En France, l’acquisition de congés payés implique du travail effectif. Or, selon le droit européen, la maladie ne doit pas avoir d’impact sur les congés payés d’un salarié. La Cour de cassation a appliqué ce principe dans plusieurs décisions rendues le 13 septembre 2023. Ces dernières soulèvent une multitude de questions du côté des entreprises comme des salariés : pour quels jours ? Sur combien de temps ? L’employeur doit-il l’appliquer immédiatement ? Et s’il y a déjà eu un refus par le passé ?
Autant de questions auxquelles Anne-Lise Castell, juriste aux Éditions Tissot, éditeur spécialisé en droit social, a tenu à répondre.
Avant le 13 septembre 2023, application du droit du travail
Avant le 13 septembre, le droit français, qui prévoit qu’un salarié a droit à un congé de deux jours et demi ouvrables par mois de travail effectif chez le même employeur, s’appliquait. Si certaines absences sont assimilées à du travail effectif (congé maternité ou maladie professionnelle), ce n’est pas le cas de la maladie non professionnelle. Celle-ci ne permettiait donc pas d’acquérir des congés payés, sauf dispositions plus favorables.

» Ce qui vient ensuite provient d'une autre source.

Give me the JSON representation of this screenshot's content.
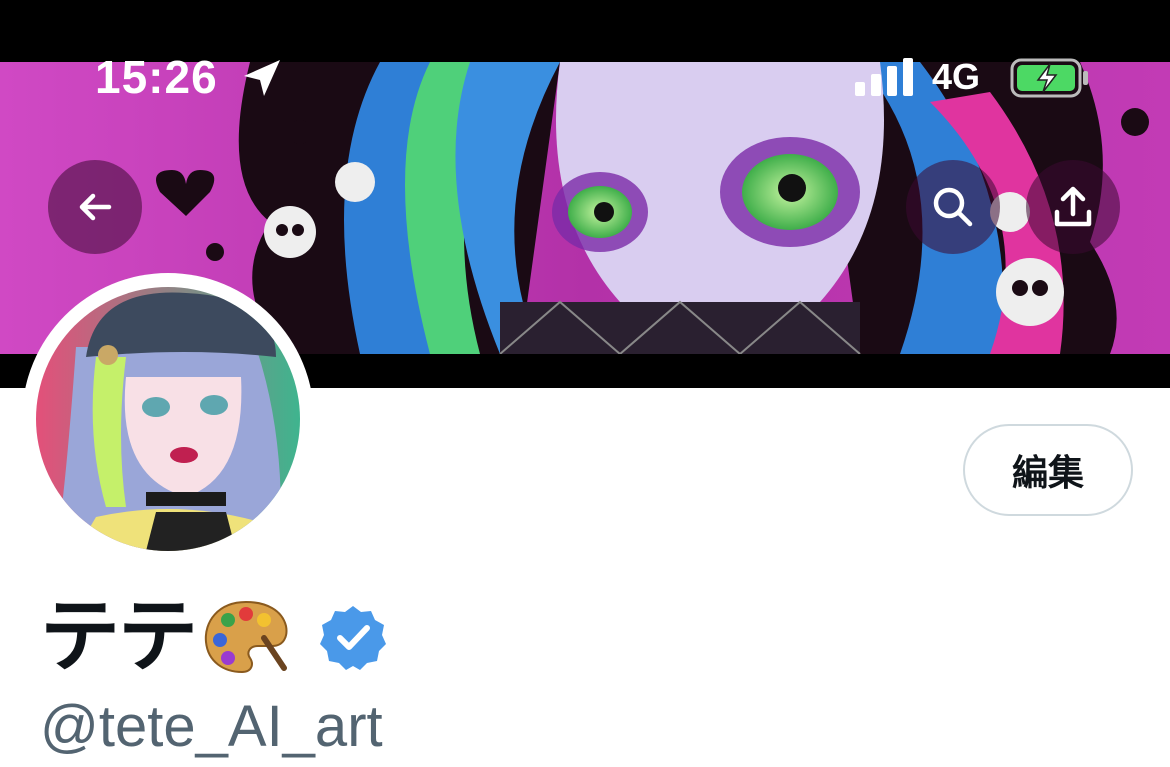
{
  "status_bar": {
    "time": "15:26",
    "network": "4G",
    "icons": [
      "location-arrow-icon",
      "cellular-signal-icon",
      "battery-charging-icon"
    ]
  },
  "header": {
    "buttons": [
      "back-arrow-icon",
      "search-icon",
      "share-icon"
    ]
  },
  "profile": {
    "display_name": "テテ",
    "name_emoji": "artist-palette-icon",
    "verified_badge": "verified-check-icon",
    "handle": "@tete_AI_art",
    "edit_button_label": "編集"
  },
  "colors": {
    "banner_magenta": "#c23bb5",
    "verified_blue": "#4a99e9",
    "handle_gray": "#536471",
    "battery_green": "#4cd964"
  }
}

Prise en compte du droit de l’Union européenne depuis le 13 septembre
La jurisprudence récente de la Cour de cassation a écarté des dispositions du droit français non conformes au droit de l’Union européenne. Celui-ci ne fait aucune distinction entre les travailleurs qui sont en congé maladie et ceux qui ont effectivement travaillé au cours de la période de référence (en général du 1er juin de chaque année au 31 mai de l'année suivante).
Ainsi, les salariés atteints de maladie (professionnelle ou non), ou victimes d’un accident, ont le droit de réclamer des droits à congé payé en intégrant dans leur calcul la période au cours de laquelle ils n’ont pas pu travailler.
L’indemnité compensatrice de congés payés ne peut être limitée à un an en cas d’accident du travail ou de maladie professionnelle. Concrètement, si un salarié est arrêté pendant deux ans, il a en principe droit à 10 semaines de vacances à son retour.
Le délai de prescription de l’indemnité de congés payés ne peut commencer à courir que si l’employeur a pris les mesures nécessaires pour permettre au salarié d’exercer effectivement son droit à congés payés.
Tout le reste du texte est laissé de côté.